- Sanford Health and UnityPoint Health are stepping away from their previously announced merger, according to separate statements from the two systems that signed a letter of intent in June.
- After "seriously" exploring a deal, the companies "will not be moving forward with a formal partnership," Iowa-based UnityPoint CEO Kevin Vermeer said.
- South Dakota-based Sanford CEO Kelby Krabbenhoft said the management teams worked diligently over 18 months preparing a merger recommendation for the boards. "We are disappointed that the UnityPoint Health board failed to embrace the vision," Krabbenhoft said in a statement.
Together, the two would have ranked among the largest nonprofit health systems in the country with annual operating revenue of $11 billion and a footprint spanning 26 states, mostly in the Midwest.
The two did not disclose specifics on why the deal fell apart. Martin Gaynor, an economist at Carnegie Mellon University and an expert on healthcare M&A, told Healthcare Dive, "It's not common for hospital mergers to be called off, but it's not unknown."
Mergers fall apart for all sorts of reasons, Christopher Garmon, a former economist with the Federal Trade Commission and assistant professor of health administration at University of Missouri-Kansas City, told Healthcare Dive.

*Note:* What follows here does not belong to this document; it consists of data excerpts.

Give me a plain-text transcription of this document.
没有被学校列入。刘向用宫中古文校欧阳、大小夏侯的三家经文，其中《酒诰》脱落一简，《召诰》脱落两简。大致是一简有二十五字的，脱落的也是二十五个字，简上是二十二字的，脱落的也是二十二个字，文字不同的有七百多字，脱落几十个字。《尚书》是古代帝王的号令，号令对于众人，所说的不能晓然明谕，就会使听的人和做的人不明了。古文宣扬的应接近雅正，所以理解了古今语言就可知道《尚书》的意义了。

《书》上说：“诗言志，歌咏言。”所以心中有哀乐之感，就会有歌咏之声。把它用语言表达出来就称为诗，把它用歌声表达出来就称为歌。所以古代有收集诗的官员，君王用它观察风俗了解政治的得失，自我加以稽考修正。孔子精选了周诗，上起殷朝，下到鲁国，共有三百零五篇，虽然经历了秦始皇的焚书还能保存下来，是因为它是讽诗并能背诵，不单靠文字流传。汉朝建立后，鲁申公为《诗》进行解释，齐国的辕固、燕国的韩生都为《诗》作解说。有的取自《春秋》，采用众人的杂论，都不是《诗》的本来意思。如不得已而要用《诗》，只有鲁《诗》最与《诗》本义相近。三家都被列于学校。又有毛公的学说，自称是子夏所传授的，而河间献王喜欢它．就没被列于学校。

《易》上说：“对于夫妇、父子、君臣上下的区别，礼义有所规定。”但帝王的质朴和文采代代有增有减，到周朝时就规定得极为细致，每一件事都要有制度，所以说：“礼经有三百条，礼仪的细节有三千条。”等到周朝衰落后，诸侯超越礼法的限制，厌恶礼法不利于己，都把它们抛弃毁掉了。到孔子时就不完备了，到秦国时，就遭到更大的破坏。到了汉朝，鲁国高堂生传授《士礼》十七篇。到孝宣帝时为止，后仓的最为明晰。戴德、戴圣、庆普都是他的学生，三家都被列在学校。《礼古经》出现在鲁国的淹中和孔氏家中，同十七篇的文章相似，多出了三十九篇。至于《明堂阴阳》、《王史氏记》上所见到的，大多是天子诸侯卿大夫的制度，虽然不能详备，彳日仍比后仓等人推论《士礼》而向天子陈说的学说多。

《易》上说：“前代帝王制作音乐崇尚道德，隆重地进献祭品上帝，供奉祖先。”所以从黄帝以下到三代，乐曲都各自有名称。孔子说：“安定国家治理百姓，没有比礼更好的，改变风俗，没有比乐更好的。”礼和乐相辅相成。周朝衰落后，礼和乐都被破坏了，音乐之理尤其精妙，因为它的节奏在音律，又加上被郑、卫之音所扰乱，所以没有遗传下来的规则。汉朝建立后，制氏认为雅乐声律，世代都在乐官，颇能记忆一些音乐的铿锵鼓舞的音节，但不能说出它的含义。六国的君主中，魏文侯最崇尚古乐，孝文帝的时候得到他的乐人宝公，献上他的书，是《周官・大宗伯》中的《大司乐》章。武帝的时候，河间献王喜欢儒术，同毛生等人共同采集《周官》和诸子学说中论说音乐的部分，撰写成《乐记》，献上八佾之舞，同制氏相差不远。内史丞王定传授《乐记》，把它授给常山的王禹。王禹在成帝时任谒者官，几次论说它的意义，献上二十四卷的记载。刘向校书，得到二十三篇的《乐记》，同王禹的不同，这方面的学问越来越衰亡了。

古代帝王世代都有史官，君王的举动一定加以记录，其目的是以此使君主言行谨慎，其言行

"One party might find something in their due diligence of the other side that they don't like (e.g., debt levels, hidden liabilities); maybe they realize the corporate cultures won't fit; maybe they realize the costs of integrating are too high," he said. "I've seen deals fall apart for many reasons that have nothing to do with antitrust."
Hospital mergers have continued at a steady clip throughout this year, pacing ahead of last year's deal activity, according to a recent report from Kaufman Hall.
Even so, the deals have continued to face antitrust scrutiny as research shows prices tend to rise after competing hospitals merge.
Recently, California Attorney General Xavier Becerra blocked a deal between Adventist Health and St. Joseph Health. The two were seeking to form an operating company that would serve six counties throughout Northern California. Becerra's office said the deal was not in the public interest and had the potential to increase prices.
Becerra also recently took on Northern California giant Sutter Health, alleging anticompetitive practices. The antitrust case was watched closely by experts but the two settled just before heading to trial. Terms of the deal have yet to be disclosed.